Bacillus spp., Pseudomonas spp., and Azospirillum spp. are abundantly found in soil and commonly associated with plants as endophytes. However, in this study, we did not find any Azospirillum spp. in isolated 50 cultivable EBIs. It can be argued that the culture medium used for isolating cultivable BEs might be influencing the type of BEs that can be isolated from the plant tissues. In addition, the leaf and stem tissues were incubated only for 18-20 h, this limited incubation period might have allowed only fast growing cultivable BEs to grow. Some reports have suggested that a seasonal fluctuation of the endophytes does occur in plants;[2122] therefore, we strongly believe that some other types of cultivable BEs are likely to inhabit T. Procumbens.

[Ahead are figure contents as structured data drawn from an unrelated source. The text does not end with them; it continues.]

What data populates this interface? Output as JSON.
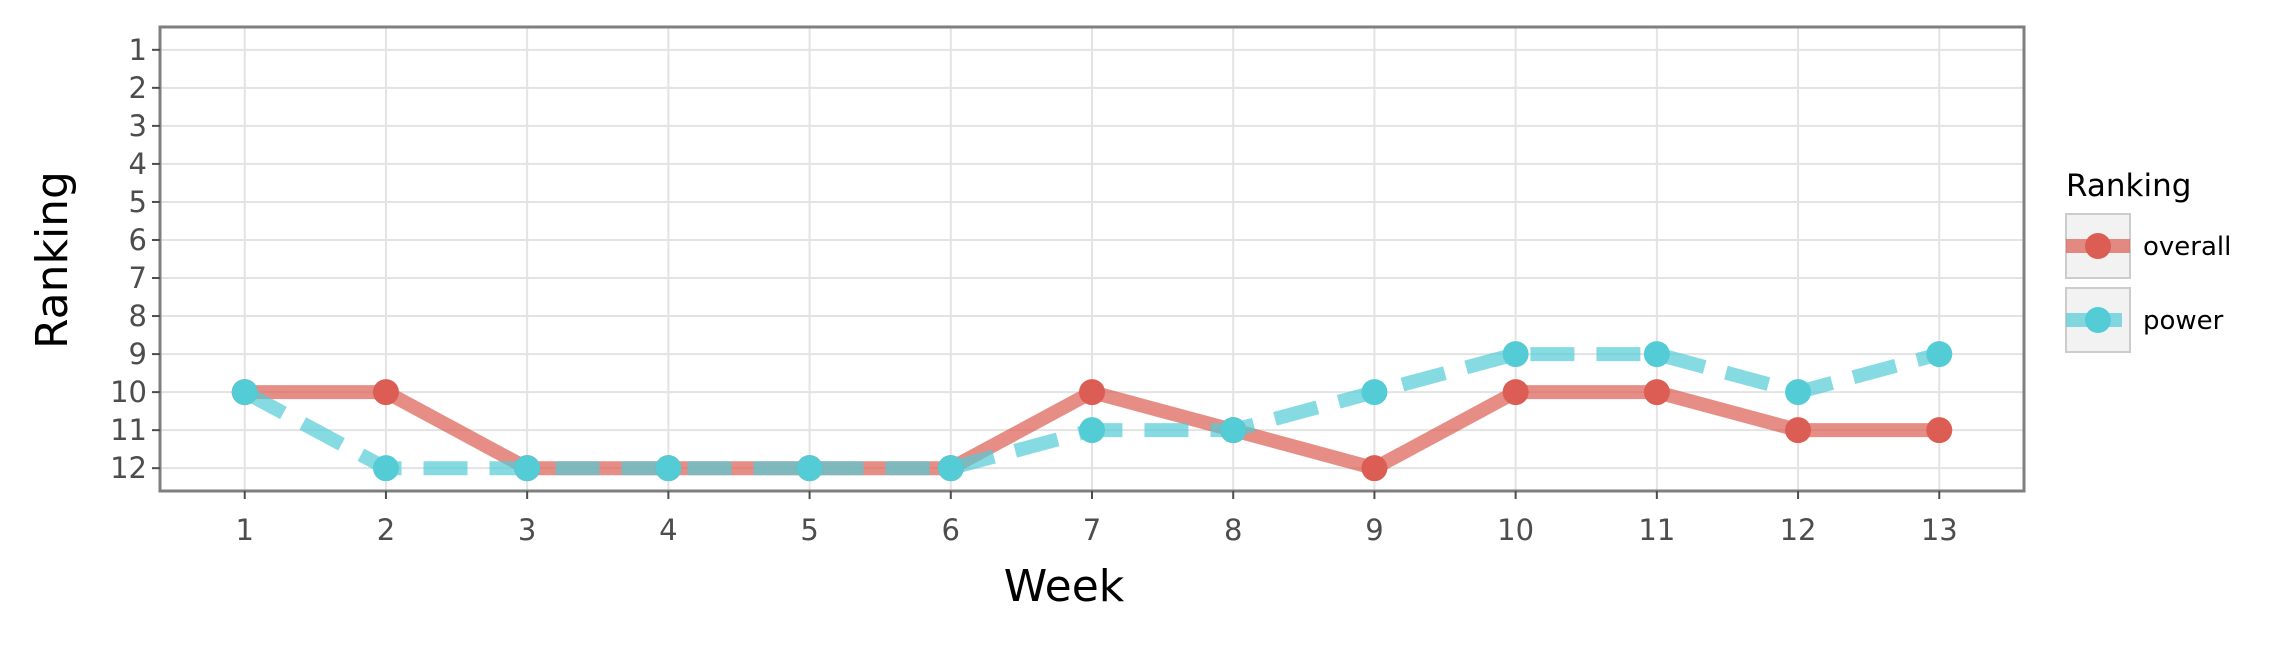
{
  "chart_data": {
    "type": "line",
    "xlabel": "Week",
    "ylabel": "Ranking",
    "x": [
      1,
      2,
      3,
      4,
      5,
      6,
      7,
      8,
      9,
      10,
      11,
      12,
      13
    ],
    "xticks": [
      "1",
      "2",
      "3",
      "4",
      "5",
      "6",
      "7",
      "8",
      "9",
      "10",
      "11",
      "12",
      "13"
    ],
    "yticks": [
      "1",
      "2",
      "3",
      "4",
      "5",
      "6",
      "7",
      "8",
      "9",
      "10",
      "11",
      "12"
    ],
    "xlim": [
      0.4,
      13.6
    ],
    "ylim": [
      12.6,
      0.4
    ],
    "y_reversed": true,
    "grid": true,
    "legend": {
      "title": "Ranking",
      "placement": "right"
    },
    "series": [
      {
        "name": "overall",
        "color": "#dc5d53",
        "line_style": "solid",
        "values": [
          10,
          10,
          12,
          12,
          12,
          12,
          10,
          11,
          12,
          10,
          10,
          11,
          11
        ]
      },
      {
        "name": "power",
        "color": "#53ccd6",
        "line_style": "dashed",
        "values": [
          10,
          12,
          12,
          12,
          12,
          12,
          11,
          11,
          10,
          9,
          9,
          10,
          9
        ]
      }
    ]
  }
}
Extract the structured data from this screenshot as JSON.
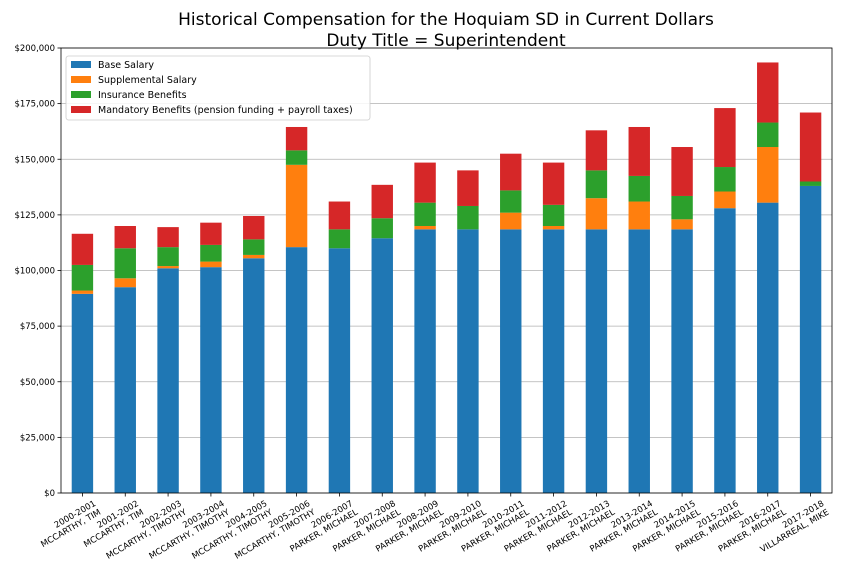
{
  "chart_data": {
    "type": "bar",
    "stacked": true,
    "title": "Historical Compensation for the Hoquiam SD in Current Dollars",
    "subtitle": "Duty Title = Superintendent",
    "xlabel": "",
    "ylabel": "",
    "ylim": [
      0,
      200000
    ],
    "y_ticks": [
      0,
      25000,
      50000,
      75000,
      100000,
      125000,
      150000,
      175000,
      200000
    ],
    "y_tick_labels": [
      "$0",
      "$25,000",
      "$50,000",
      "$75,000",
      "$100,000",
      "$125,000",
      "$150,000",
      "$175,000",
      "$200,000"
    ],
    "grid": "horizontal",
    "legend_position": "top-left",
    "categories": [
      [
        "2000-2001",
        "MCCARTHY, TIM"
      ],
      [
        "2001-2002",
        "MCCARTHY, TIM"
      ],
      [
        "2002-2003",
        "MCCARTHY, TIMOTHY"
      ],
      [
        "2003-2004",
        "MCCARTHY, TIMOTHY"
      ],
      [
        "2004-2005",
        "MCCARTHY, TIMOTHY"
      ],
      [
        "2005-2006",
        "MCCARTHY, TIMOTHY"
      ],
      [
        "2006-2007",
        "PARKER, MICHAEL"
      ],
      [
        "2007-2008",
        "PARKER, MICHAEL"
      ],
      [
        "2008-2009",
        "PARKER, MICHAEL"
      ],
      [
        "2009-2010",
        "PARKER, MICHAEL"
      ],
      [
        "2010-2011",
        "PARKER, MICHAEL"
      ],
      [
        "2011-2012",
        "PARKER, MICHAEL"
      ],
      [
        "2012-2013",
        "PARKER, MICHAEL"
      ],
      [
        "2013-2014",
        "PARKER, MICHAEL"
      ],
      [
        "2014-2015",
        "PARKER, MICHAEL"
      ],
      [
        "2015-2016",
        "PARKER, MICHAEL"
      ],
      [
        "2016-2017",
        "PARKER, MICHAEL"
      ],
      [
        "2017-2018",
        "VILLARREAL, MIKE"
      ]
    ],
    "series": [
      {
        "name": "Base Salary",
        "color": "#1f77b4",
        "values": [
          89500,
          92500,
          101000,
          101500,
          105500,
          110500,
          110000,
          114500,
          118500,
          118500,
          118500,
          118500,
          118500,
          118500,
          118500,
          128000,
          130500,
          138000
        ]
      },
      {
        "name": "Supplemental Salary",
        "color": "#ff7f0e",
        "values": [
          1500,
          4000,
          1000,
          2500,
          1500,
          37000,
          0,
          0,
          1500,
          0,
          7500,
          1500,
          14000,
          12500,
          4500,
          7500,
          25000,
          0
        ]
      },
      {
        "name": "Insurance Benefits",
        "color": "#2ca02c",
        "values": [
          11500,
          13500,
          8500,
          7500,
          7000,
          6500,
          8500,
          9000,
          10500,
          10500,
          10000,
          9500,
          12500,
          11500,
          10500,
          11000,
          11000,
          2000
        ]
      },
      {
        "name": "Mandatory Benefits (pension funding + payroll taxes)",
        "color": "#d62728",
        "values": [
          14000,
          10000,
          9000,
          10000,
          10500,
          10500,
          12500,
          15000,
          18000,
          16000,
          16500,
          19000,
          18000,
          22000,
          22000,
          26500,
          27000,
          31000
        ]
      }
    ]
  }
}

Hardoim et al.,[23] have reported that soil type is a major factor that determines the diversity of BEs in plants. In addition, most of the plants are also known to harbor endophytic fungi; therefore, T. Procumbens plants are likely to have some unique endophytic fungi.[1224]

The novel antibiotics producing ability of the cultivable BEs isolated from other plants has been reported.[9101125262728] The extracts from T. Procumbens are known to have antimicrobial activity; but, its activity against chloroquine-resistant P. falciparum (Dd2) is also reported.[13]

Based on the results, we conclude that T. Procumbens does contain diverse (24) types of culturable BEs and requires further study. Our research findings could serve as a foundation for further research on T. Procumbens in determining potential roles of its BEs in producing novel therapeutic compounds.